La antesala de los golpes de Estado en Indoamérica fueron los atentados de grupos
fascistas organizados. Ahora, el bolsonarismo, el fujimorismo y el uribismo cuentan con
una capacidad de acción mucho mayor que la de aquellos grupos de los ‘50. Las
circunstancias parecen ser más graves que las del siglo pasado.
Por supuesto, las similitudes del proceso en Brasil con otros de Iberoamérica son pura
casualidad. Con Uruguay, en particular, donde reina una “democracia de altísima
calidad”, según afirman los poetas de la politología. Sin embargo, como ya sucedió con
harta frecuencia, cuando Brasil traza una senda, se oscurece la bola de cristal de las
ciencias políticas institucionalizadas y el futuro se decide en los casinos de oficiales. Un
análisis fino de la coyuntura uruguaya necesariamente debe considerar la sombra
amenazante de la fuerza paraestatal organizada en Brasil.
El retorno de los brujos trasciende fronteras, contagia reaccionarios en toda
Indoamérica, particularmente en los centros militares. La impunidad y los pactos de
silencio entre civiles y militares dan solidez al discurso tóxico, patriotero y antipopular
que antecede a la guerra que vendrá.
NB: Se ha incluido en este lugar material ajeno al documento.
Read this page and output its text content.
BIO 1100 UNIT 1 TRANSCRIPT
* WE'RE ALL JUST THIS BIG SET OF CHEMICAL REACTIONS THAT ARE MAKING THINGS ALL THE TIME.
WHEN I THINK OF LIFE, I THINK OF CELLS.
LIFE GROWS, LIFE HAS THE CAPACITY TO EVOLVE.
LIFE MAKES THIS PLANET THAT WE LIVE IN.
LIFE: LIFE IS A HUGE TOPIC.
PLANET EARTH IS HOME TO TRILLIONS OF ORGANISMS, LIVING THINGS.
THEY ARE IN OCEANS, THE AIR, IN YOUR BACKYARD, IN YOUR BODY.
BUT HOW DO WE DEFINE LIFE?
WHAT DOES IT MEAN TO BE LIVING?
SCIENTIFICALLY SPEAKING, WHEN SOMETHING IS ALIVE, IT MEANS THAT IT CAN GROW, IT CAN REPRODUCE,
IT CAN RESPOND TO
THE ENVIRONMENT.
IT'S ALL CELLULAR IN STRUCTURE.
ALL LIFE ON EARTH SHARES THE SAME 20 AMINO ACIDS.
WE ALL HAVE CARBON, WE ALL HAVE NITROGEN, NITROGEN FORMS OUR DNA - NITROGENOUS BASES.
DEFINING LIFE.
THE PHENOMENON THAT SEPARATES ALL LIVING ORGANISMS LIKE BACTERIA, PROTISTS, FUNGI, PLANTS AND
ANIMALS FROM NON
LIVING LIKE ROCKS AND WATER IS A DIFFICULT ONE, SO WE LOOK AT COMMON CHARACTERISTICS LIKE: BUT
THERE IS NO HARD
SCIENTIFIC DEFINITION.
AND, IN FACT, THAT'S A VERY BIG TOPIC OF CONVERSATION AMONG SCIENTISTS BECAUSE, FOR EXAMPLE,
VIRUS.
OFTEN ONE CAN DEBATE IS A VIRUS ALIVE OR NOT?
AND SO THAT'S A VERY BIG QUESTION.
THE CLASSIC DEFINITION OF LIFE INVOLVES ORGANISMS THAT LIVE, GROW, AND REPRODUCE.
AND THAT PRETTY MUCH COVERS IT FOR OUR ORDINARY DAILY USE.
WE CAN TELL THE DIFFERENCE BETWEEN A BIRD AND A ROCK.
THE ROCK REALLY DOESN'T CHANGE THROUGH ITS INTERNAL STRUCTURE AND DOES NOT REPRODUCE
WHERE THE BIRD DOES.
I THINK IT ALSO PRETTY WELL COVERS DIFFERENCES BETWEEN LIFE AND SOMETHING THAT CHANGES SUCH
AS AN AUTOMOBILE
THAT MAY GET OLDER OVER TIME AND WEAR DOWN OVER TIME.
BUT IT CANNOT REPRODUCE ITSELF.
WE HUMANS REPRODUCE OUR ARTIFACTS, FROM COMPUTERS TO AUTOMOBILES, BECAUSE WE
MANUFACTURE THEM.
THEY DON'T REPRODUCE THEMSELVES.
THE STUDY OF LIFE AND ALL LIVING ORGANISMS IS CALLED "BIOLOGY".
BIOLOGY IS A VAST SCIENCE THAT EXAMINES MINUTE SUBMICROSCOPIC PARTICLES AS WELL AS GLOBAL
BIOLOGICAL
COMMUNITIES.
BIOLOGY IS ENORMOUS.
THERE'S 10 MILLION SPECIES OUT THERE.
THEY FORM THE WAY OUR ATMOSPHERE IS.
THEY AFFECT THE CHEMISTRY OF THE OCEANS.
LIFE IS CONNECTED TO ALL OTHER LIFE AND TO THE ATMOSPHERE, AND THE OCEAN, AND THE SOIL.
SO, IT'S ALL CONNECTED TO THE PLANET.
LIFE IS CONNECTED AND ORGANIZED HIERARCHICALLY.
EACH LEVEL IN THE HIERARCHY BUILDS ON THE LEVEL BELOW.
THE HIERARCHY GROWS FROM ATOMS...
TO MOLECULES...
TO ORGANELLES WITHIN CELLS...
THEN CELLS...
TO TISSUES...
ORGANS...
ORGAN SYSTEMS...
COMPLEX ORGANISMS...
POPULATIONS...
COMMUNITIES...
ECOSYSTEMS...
Hacen mal los progresismos en olvidar el poema
de Bertolt Brecht, el que desoyeron sus contemporáneos…y así les fue.
Todo parece indicar que amanece un nuevo 1968, con el arriba apretando tuercas y el
abajo sin muchas alternativas, empujado a ocupar plazas y avenidas, el territorio de su
libertad. El 22 de marzo de 1963, un lustro antes del ’68, Raúl Sendic Antonaccio
pronosticaba en el semanario “El Sol”: “Hoy día podría dar más garantías individuales
un revólver bien cargado que toda las Constitución de la República y las leyes que
consagran derechos justos. Esto debemos entenderlo antes que sea tarde.”